Giannulli, appearing by video conference, addressed the judge briefly:
“I deeply regret the harm that my actions have caused my daughters, my wife and others. I take full responsibility for my conduct.”
The judge scolded Giannulli for a crime “motivated by hubris.”
“You’re an informed, smart, successful businessman,” Gorton said. “You were not stealing bread to feed your family. You have no excuse.”
No argument from the defense.
“It’s an appropriate sentence when you balance Mr. Giannulli’s life with the crime he has been convicted of,” defense attorney Sean Berkowitz said. “He sits here today humbled.”
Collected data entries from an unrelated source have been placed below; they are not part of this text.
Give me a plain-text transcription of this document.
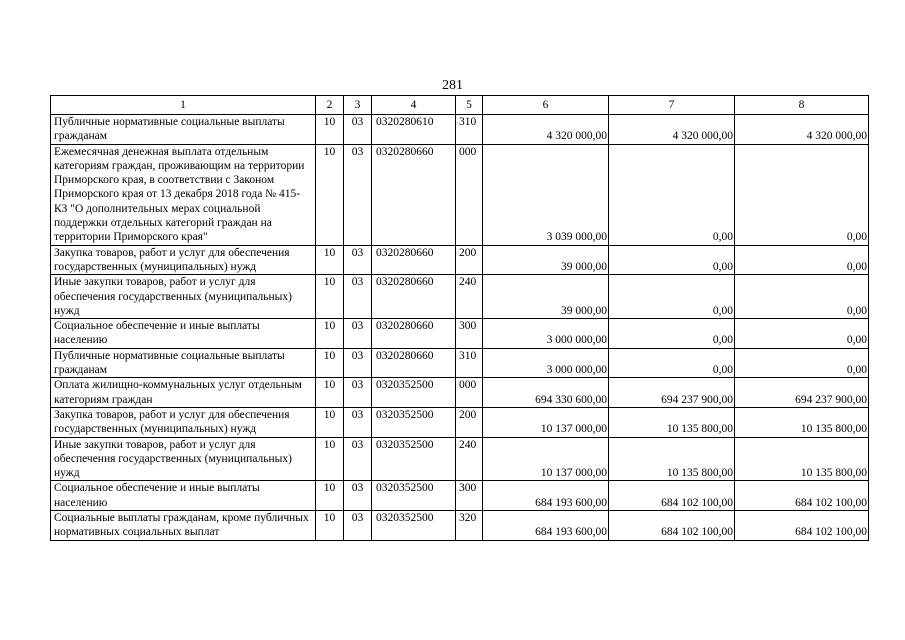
281
1	2	3	4	5	6	7	8
Публичные нормативные социальные выплаты гражданам	10	03	0320280610	310	4 320 000,00	4 320 000,00	4 320 000,00
Ежемесячная денежная выплата отдельным категориям граждан, проживающим на территории Приморского края, в соответствии с Законом Приморского края от 13 декабря 2018 года № 415-КЗ "О дополнительных мерах социальной поддержки отдельных категорий граждан на территории Приморского края"	10	03	0320280660	000	3 039 000,00	0,00	0,00
Закупка товаров, работ и услуг для обеспечения государственных (муниципальных) нужд	10	03	0320280660	200	39 000,00	0,00	0,00
Иные закупки товаров, работ и услуг для обеспечения государственных (муниципальных) нужд	10	03	0320280660	240	39 000,00	0,00	0,00
Социальное обеспечение и иные выплаты населению	10	03	0320280660	300	3 000 000,00	0,00	0,00
Публичные нормативные социальные выплаты гражданам	10	03	0320280660	310	3 000 000,00	0,00	0,00
Оплата жилищно-коммунальных услуг отдельным категориям граждан	10	03	0320352500	000	694 330 600,00	694 237 900,00	694 237 900,00
Закупка товаров, работ и услуг для обеспечения государственных (муниципальных) нужд	10	03	0320352500	200	10 137 000,00	10 135 800,00	10 135 800,00
Иные закупки товаров, работ и услуг для обеспечения государственных (муниципальных) нужд	10	03	0320352500	240	10 137 000,00	10 135 800,00	10 135 800,00
Социальное обеспечение и иные выплаты населению	10	03	0320352500	300	684 193 600,00	684 102 100,00	684 102 100,00
Социальные выплаты гражданам, кроме публичных нормативных социальных выплат	10	03	0320352500	320	684 193 600,00	684 102 100,00	684 102 100,00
Berkowitz cast Giannulli as a “good man” who made mistakes.
“He regrets deeply bringing his wife into the scheme. His children have been bullied both on social media and in person in a way disproportionate to other children in this scheme,” Berkowitz said. “His family has been the face of the scandal and the crisis.”
In handing down the sentence, Judge Gorton said the crime caused “no specific, calculable loss to USC.” However, the judge said there was “certainly a loss to the overall education system of this country.”
They were among 50 suspects charged in the investigation dubbed Varsity Blues, which found wealthy parents who cheated college applications and entrance exams to get their children into elite schools. In some cases, parents bribed coaches who falsified students' athletics histories, including an instance where a real athlete's photo was manipulated to look like one of the students, prosecutors said.
In pleading guilty, Loughlin and Giannulli dropped previous assertions that they believed their payments were legitimate donations. The couple maintained their innocence for more than a year, repeatedly pleading not guilty as prosecutors added charges, including conspiracy to commit fraud, bribery and money laundering. They first faced a federal judge in April 2019, when Loughlin was seen smiling, signing autographs and greeting fans.
The couple was slated to go to trial in October for their charges. Had the case gone to trial in the fall, as planned, prosecutors said they would have used recorded telephone calls, documents, emails and witness testimony to prove the couple's guilt.